We can unconsciously use meditation to silence the physical, mental or emotional pain. It can be silenced as soon as it occurs, so as to not even be aware of. But pain is a vital alarm that seeks to draw our attention to some problem, something that needs to be solved. If we are able to automatically ignore the life saving but unpleasant signal then we can move towards dramatic situations. I would like to remind that most of those who are considered to be great spiritual masters died of cancer. Cancer is not a trivial disease. It is the body which destructs itself because it has no other choice. Ignoring the cries for help of our body, our mind and our heart can only lead us to ruin.
We can also use meditation for selfish purposes. When we control our emotions, we can pretend anything, we can manipulate people, pull the wool over their eyes, pull a kind and nice face while all sorts of vices are ravaging our hungry heart. I would also like to remind that most of those who are considered to be great spiritual masters were at one time or another accused of rape, embezzlement, brainwashing and whatnot. In their presence we are struck by the contrast between the powerful emotions that stir us within and their supernatural calm. It's normal. They are also stirred by intense emotions, we feel their turmoil but the mastery of meditation allows them to fake absolute quietness and ultimate bliss. Mastery is very good. But its use may be problematic.
Personally I think that meditation can do much good if it is properly used. To begin with, I consider that it can absolutely not be used to achieve divine stuff. It is a workout that allows to learn to examine and master oneself. As for handling oneself to reach specific states of consciousness, I don't consider this as spirituality.

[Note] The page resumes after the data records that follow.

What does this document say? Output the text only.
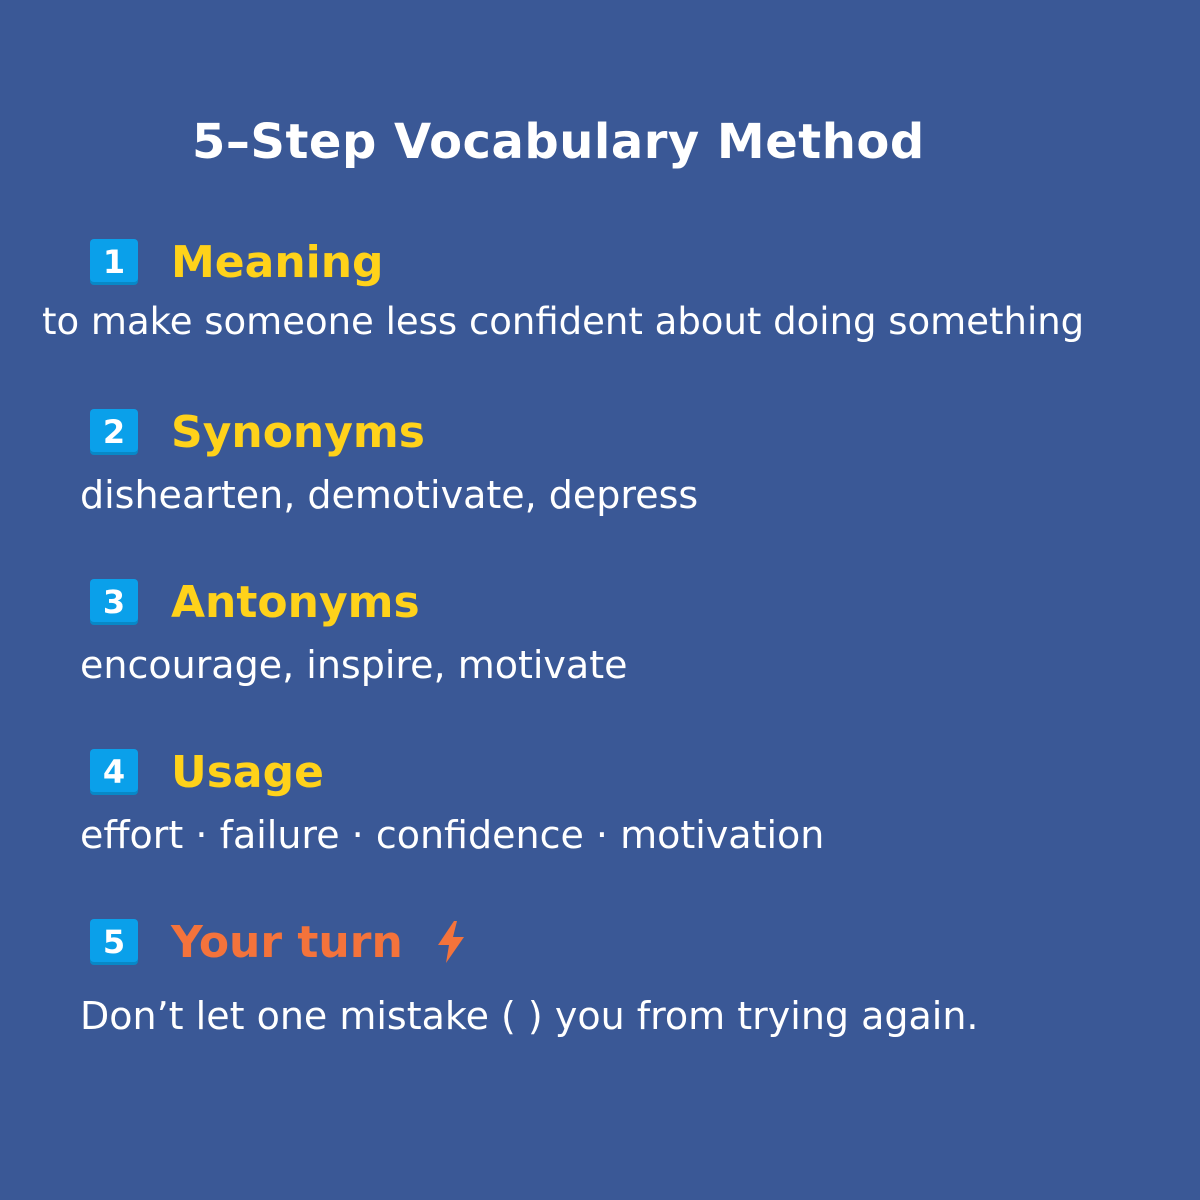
5–Step Vocabulary Method
1 Meaning
to make someone less confident about doing something
2 Synonyms
dishearten, demotivate, depress
3 Antonyms
encourage, inspire, motivate
4 Usage
effort · failure · confidence · motivation
5 Your turn
Don’t let one mistake ( ) you from trying again.
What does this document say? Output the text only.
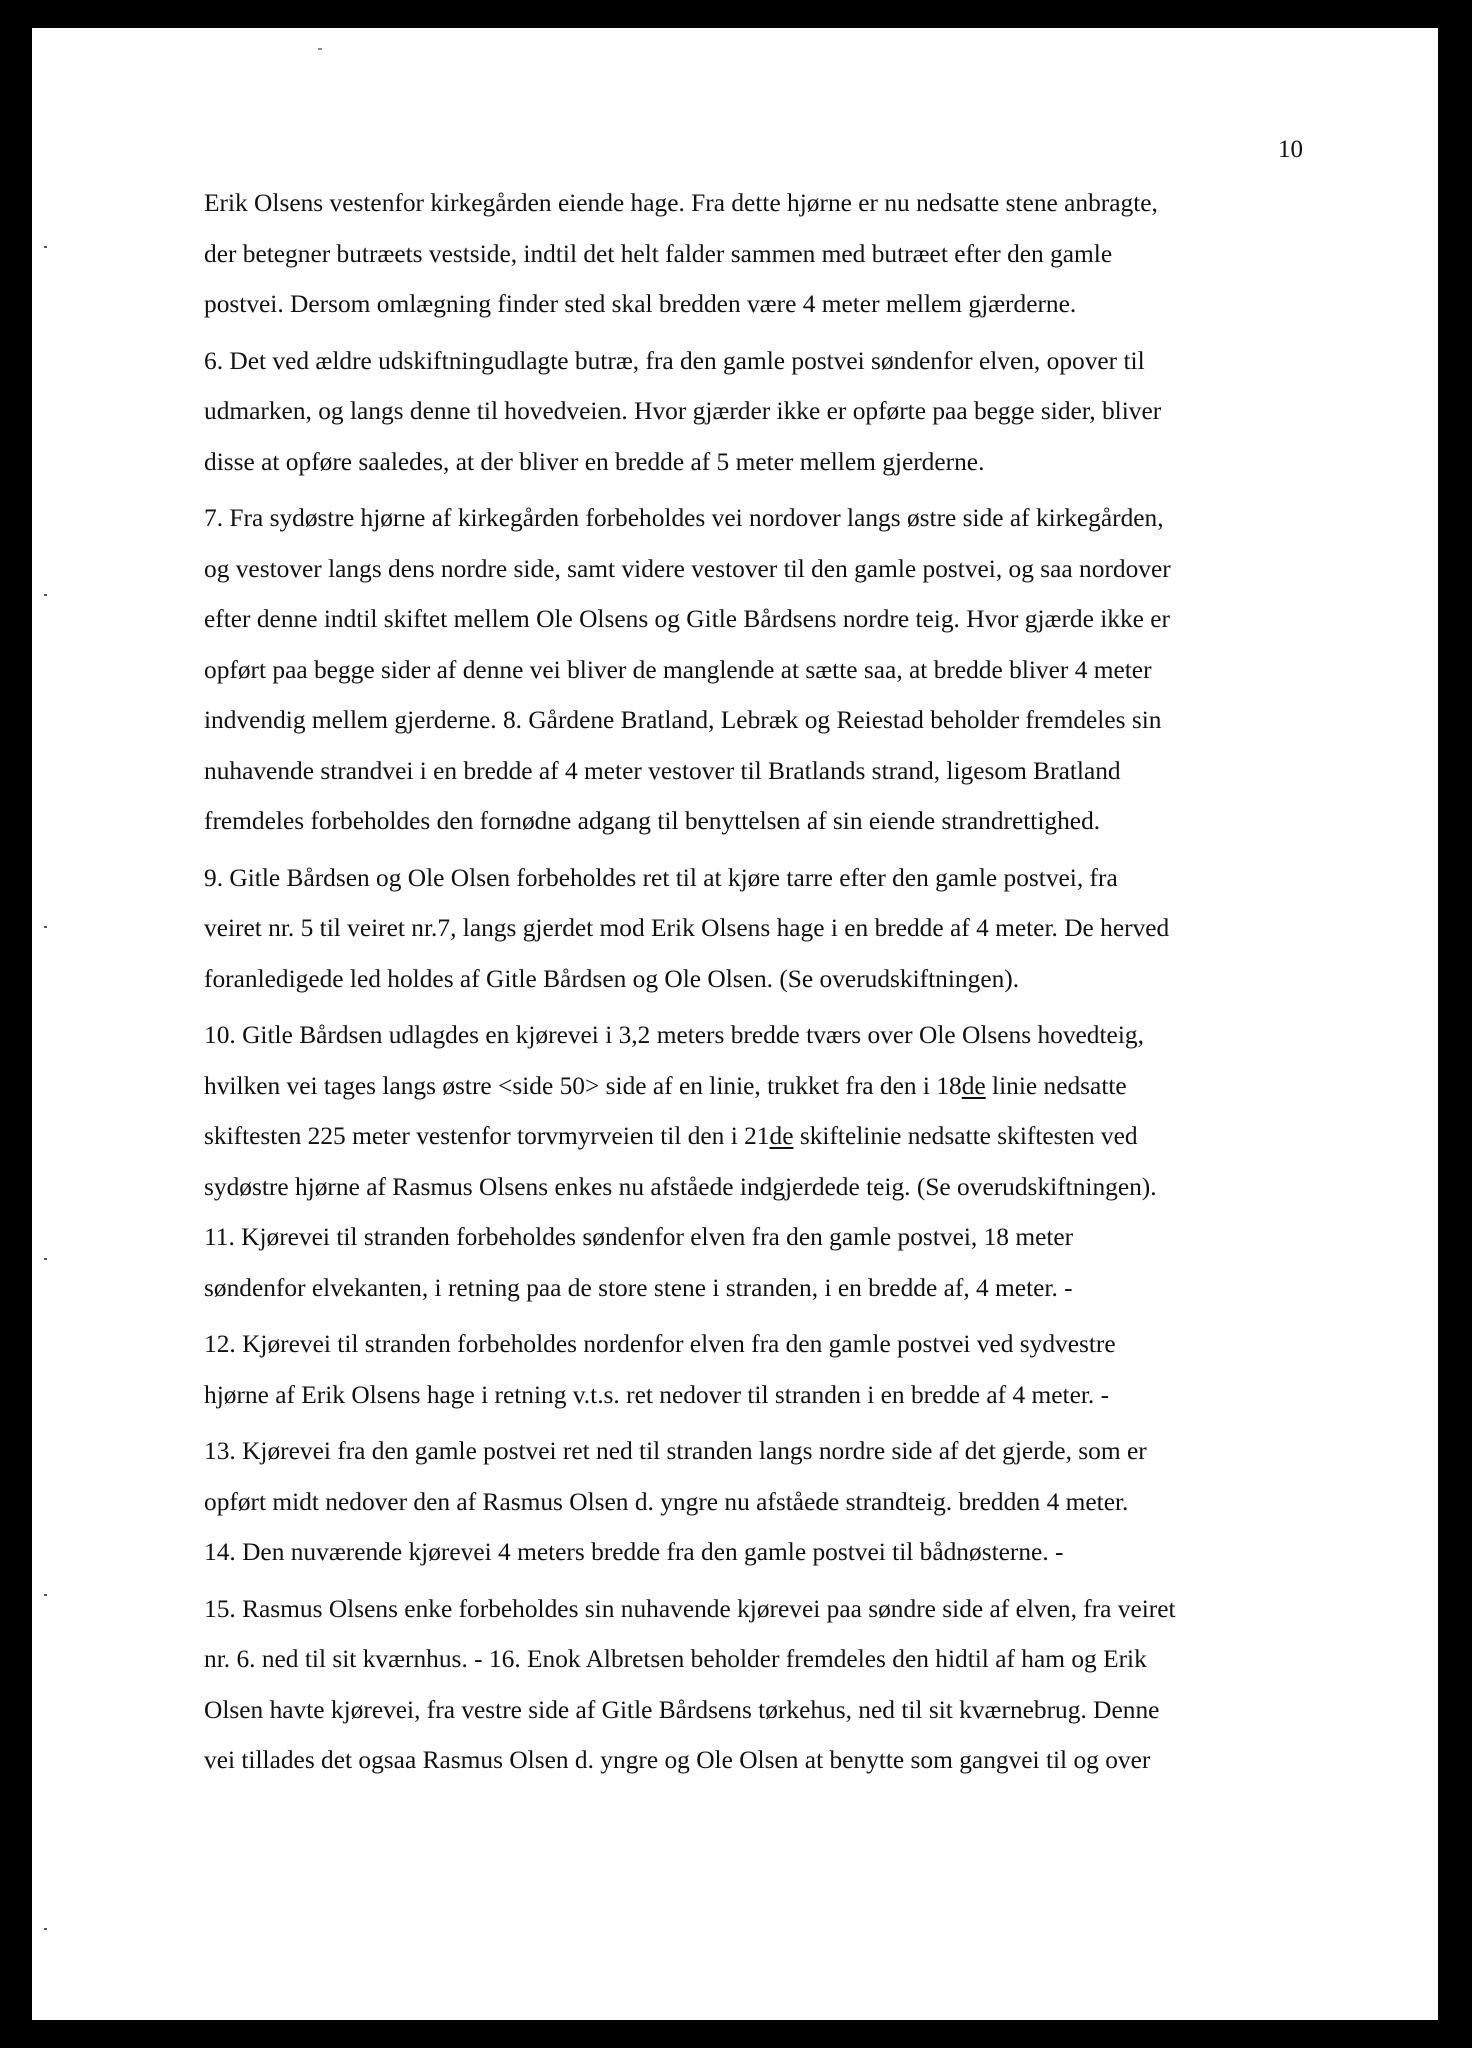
10

Erik Olsens vestenfor kirkegården eiende hage. Fra dette hjørne er nu nedsatte stene anbragte,
der betegner butræets vestside, indtil det helt falder sammen med butræet efter den gamle
postvei. Dersom omlægning finder sted skal bredden være 4 meter mellem gjærderne.

6. Det ved ældre udskiftningudlagte butræ, fra den gamle postvei søndenfor elven, opover til
udmarken, og langs denne til hovedveien. Hvor gjærder ikke er opførte paa begge sider, bliver
disse at opføre saaledes, at der bliver en bredde af 5 meter mellem gjerderne.

7. Fra sydøstre hjørne af kirkegården forbeholdes vei nordover langs østre side af kirkegården,
og vestover langs dens nordre side, samt videre vestover til den gamle postvei, og saa nordover
efter denne indtil skiftet mellem Ole Olsens og Gitle Bårdsens nordre teig. Hvor gjærde ikke er
opført paa begge sider af denne vei bliver de manglende at sætte saa, at bredde bliver 4 meter
indvendig mellem gjerderne. 8. Gårdene Bratland, Lebræk og Reiestad beholder fremdeles sin
nuhavende strandvei i en bredde af 4 meter vestover til Bratlands strand, ligesom Bratland
fremdeles forbeholdes den fornødne adgang til benyttelsen af sin eiende strandrettighed.

9. Gitle Bårdsen og Ole Olsen forbeholdes ret til at kjøre tarre efter den gamle postvei, fra
veiret nr. 5 til veiret nr.7, langs gjerdet mod Erik Olsens hage i en bredde af 4 meter. De herved
foranledigede led holdes af Gitle Bårdsen og Ole Olsen. (Se overudskiftningen).

10. Gitle Bårdsen udlagdes en kjørevei i 3,2 meters bredde tværs over Ole Olsens hovedteig,
hvilken vei tages langs østre <side 50> side af en linie, trukket fra den i 18de linie nedsatte
skiftesten 225 meter vestenfor torvmyrveien til den i 21de skiftelinie nedsatte skiftesten ved
sydøstre hjørne af Rasmus Olsens enkes nu afståede indgjerdede teig. (Se overudskiftningen).
11. Kjørevei til stranden forbeholdes søndenfor elven fra den gamle postvei, 18 meter
søndenfor elvekanten, i retning paa de store stene i stranden, i en bredde af, 4 meter. -

12. Kjørevei til stranden forbeholdes nordenfor elven fra den gamle postvei ved sydvestre
hjørne af Erik Olsens hage i retning v.t.s. ret nedover til stranden i en bredde af 4 meter. -

13. Kjørevei fra den gamle postvei ret ned til stranden langs nordre side af det gjerde, som er
opført midt nedover den af Rasmus Olsen d. yngre nu afståede strandteig. bredden 4 meter.
14. Den nuværende kjørevei 4 meters bredde fra den gamle postvei til bådnøsterne. -

15. Rasmus Olsens enke forbeholdes sin nuhavende kjørevei paa søndre side af elven, fra veiret
nr. 6. ned til sit kværnhus. - 16. Enok Albretsen beholder fremdeles den hidtil af ham og Erik
Olsen havte kjørevei, fra vestre side af Gitle Bårdsens tørkehus, ned til sit kværnebrug. Denne
vei tillades det ogsaa Rasmus Olsen d. yngre og Ole Olsen at benytte som gangvei til og over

Once we are able to master ourself, we must avoid to fall into the trap of comfortable selectivity. We must remain able to still listen to everything that the being expresses, even if it's painful to sense and feel. Using mastery to put oneself on a pedestal and screw people, now that's such a pathetic use! The scam-masters who engage in this kind of career are chasing an illusory and expensive glory that locks them into the luxurious jail that they themselves built to amaze and retain their devotees.
The mastery provided by meditation can be used to evolve, to calm the inner turmoil to better perceive what is happening inside, to clean in order to see more clearly, to rummage around inside ourselves to find our own spirit. Seeking our own spirit, this is what I personally consider to be spirituality and nothing else, I consider that this is the best use we can make of meditation.